Forschung und Zahlen

Drei von vier richtig, nur halbe Punktzahl

Symbolbild · Grafik: Daisy Dietrich

Bestenlisten für Sprachmodelle zählen üblicherweise richtig oder falsch und melden den Anteil der richtigen Antworten. Dahinter steht die Annahme, Teilwissen sei anteilig etwas wert. Eine Arbeit auf dem Preprint-Server arXiv zeigt an einer echten Prüfung, dass diese Annahme kippt, sobald ein Raster nicht anteilig rechnet.

Vietnam hat seine Abschlussprüfung der Sekundarstufe 2025 umgestellt. In Teil II beurteilen die Kandidatinnen und Kandidaten pro Frage vier Aussagen als richtig oder falsch, und die Punkte steigen nicht gleichmässig, sondern je nach Zahl der getroffenen Aussagen: null, 0.10, 0.25, 0.50 oder 1.00 Punkte. Drei von vier richtig bringen 0.50 Punkte, nicht die 0.75, die eine anteilige Rechnung ergäbe. Teil II macht 4.00 der insgesamt 10.00 Punkte aus.

Punkte pro Frage in Teil II, nach Zahl der richtig beurteilten Aussagen: null richtig ergibt 0.00, eine 0.10, zwei 0.25, drei 0.50, vier 1.00 Punkte. 0 richtig 1 richtig 2 richtig 3 richtig 4 richtig 0.00 0.10 0.25 0.50 1.00

Punkte pro Frage in Teil II, nach Zahl der richtig beurteilten Aussagen.

Die Autoren haben daraus einen Prüfstand gebaut: 632 Aufgaben aus 21 offiziellen Prüfungen in elf Fächern, bewertet genau nach dem Raster des Ministeriums. Weil dieses die Noten von über einer Million Kandidaten veröffentlicht, lassen sich Modelle direkt in dieses Feld einordnen. Über acht geprüfte Modelle hinweg fällt die amtliche Bewertung pro Frage in Teil II um 0.020 bis 0.159 Punkte tiefer aus als die anteilige.

Klein klingende Differenzen verschieben die Rangordnung: Bei einem Modell in der Geschichtsprüfung 2025 genügten 0.042 Punkte, um es unter 481’293 Kandidaten vom 90. auf das 77. Perzentil zu setzen.

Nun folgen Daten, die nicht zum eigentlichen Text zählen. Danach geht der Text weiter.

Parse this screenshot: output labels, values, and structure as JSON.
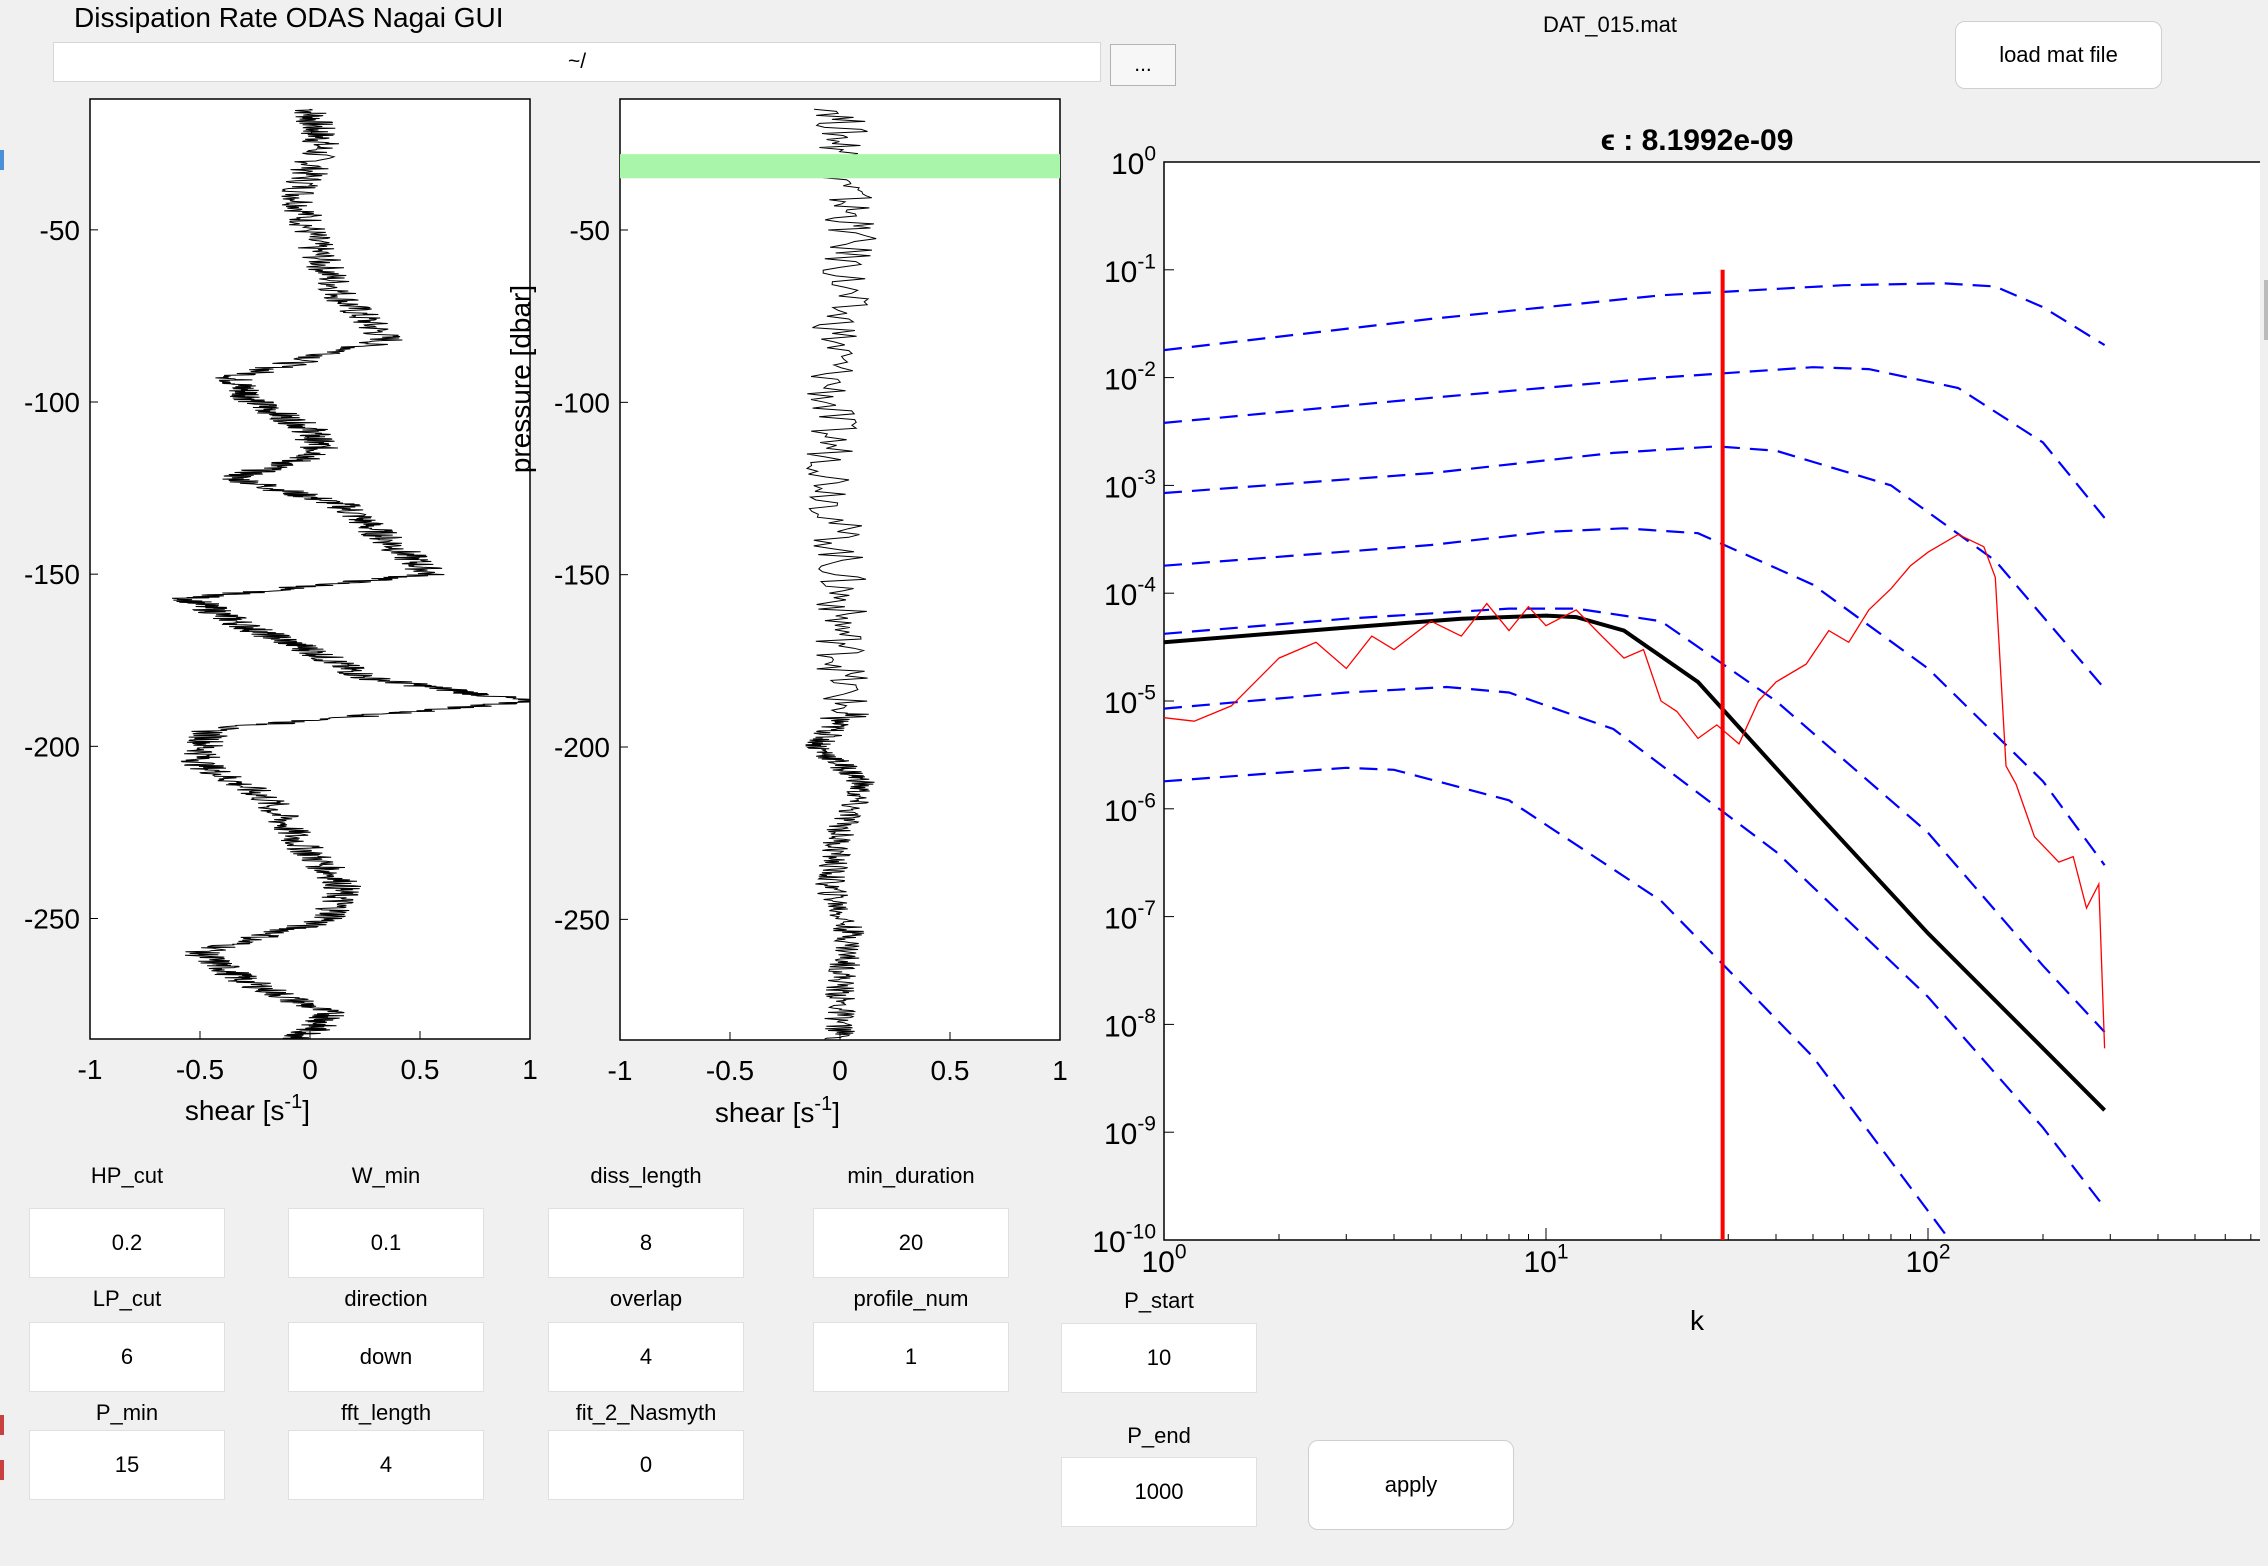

Der Anteil richtiger Antworten sagt diesen Abzug nicht voraus – bei gleichem Anteil ergaben unterschiedlich verteilte Fehler zwischen 0.869 und 0.932 Punkten pro Frage. Was die Zahlen nicht belegen, ist, dass die eine Rechnung gerechter wäre als die andere. Sie zeigen, dass es darauf ankommt, wie die richtigen Aussagen zusammenfallen – und dass eine gängige Bestenliste eine Leistung ausweisen kann, die die prüfende Behörde so nicht bescheinigen würde.

Für die Region

Wer in einer Schule oder einem Verein einen Test auswertet, entscheidet mit dem Raster mit, welches Ergebnis herauskommt – und wer eine Bestenliste liest, sollte wissen, nach welcher Regel sie gerechnet wurde.